In college, I wrote a friend and informed him I had "General Semantics" on my schedule. He mistakenly assumed I had joined the ROTC. ("Who is this General Semantics?" he asked.)
In fact, the course served me well, given my eventual occupation. Semantics is the branch of linguistics dealing with words' meanings and changes in meanings and the work here is often tied up in these idiomatic disputes.
If we are to believe in what we do, that the job of newspapering has some relevance and import, then we have to argue that the words we use mean something.
The exercise is not isolated to the newspaper business. In these days of untamed sensitivity, imprecision in language can get you picketed, blacklisted, investigated, fired or sued.
Loose lips may sink ships during wartime, but they can require you to seek legal advice these days if the words chosen offend certain of society's oppressed.
A word worth studying in Missouri this week is "hate," used dubiously as an adjective here, as in "hate crime."
Overlook for a moment the seeming redundancy of the phrase; there are crimes of passion so I suppose it's acceptable (if not altogether necessary) to specify that certain crimes are carried out with malice between perpetrator and victim.
The "hate crimes" in this case are those perpetrated against "legitimate" minorities.

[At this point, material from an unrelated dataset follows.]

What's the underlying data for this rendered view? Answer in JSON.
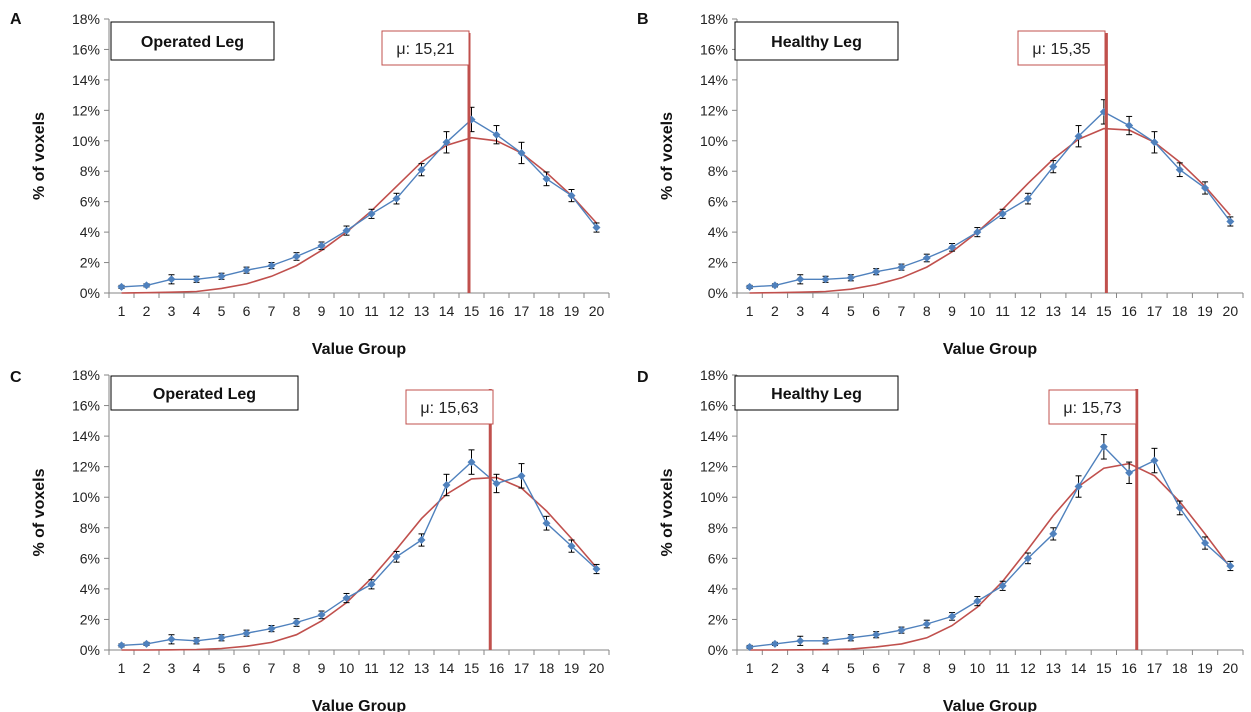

There's no argument that such offenses are (as long as we're stumbling through the thesaurus) heinous, ghastly, grizzly, atrocious, outrageous, odious and shocking. What has been a matter for peculiar governmental deliberations is the class of victim that should get full justice from this ghastliness, atrociousness, and so on.
Consider the stand taken by the city council in Independence, Mo. On Monday night, the council debated an ordinance to impose stiffer penalties for crimes committed out of hatred for certain groups of people.
For example, the law would impose an additional minimum penalty of $300 and 15 days in jail for any crime committed on the basis of a victim's race, color, religion, age, national origin or ethnic heritage.
Hearts of the council members were collectively in the right place. The ordinance was in response to a series of cross burnings and other acts of intimidation that took place in Independence this year. Their mission was noble.
Where the council bogged down, however, was in drawing the line for this special legal distinction. And after two hours of discussion, the body voted 5-2 not to include the words "sexual orientation" in the law.
Get it? In the world of hate crimes, homosexuals need not apply in Independence. Under the new law, gay bashing carries less weight than badgering a Methodist.
It is true, as one council member pointed out, that homosexuals have no fewer rights with this ordinance. It is likewise true that other groups, rightfully perplexed by crimes that target them because of who or what they are, have been placed at the head of the line for disbursement of justice.
It is like the law was written using the method of an old military joke. "All right," the drill sergeant would shout, "all those oppressed please step forward. ... Whoa, homosexuals, not so fast."
If the idea of our legal system is to provide equal protection under the law, what is a government doing splitting hairs about what is hate and what isn't? Some things you can't explain away as a problem of semantics.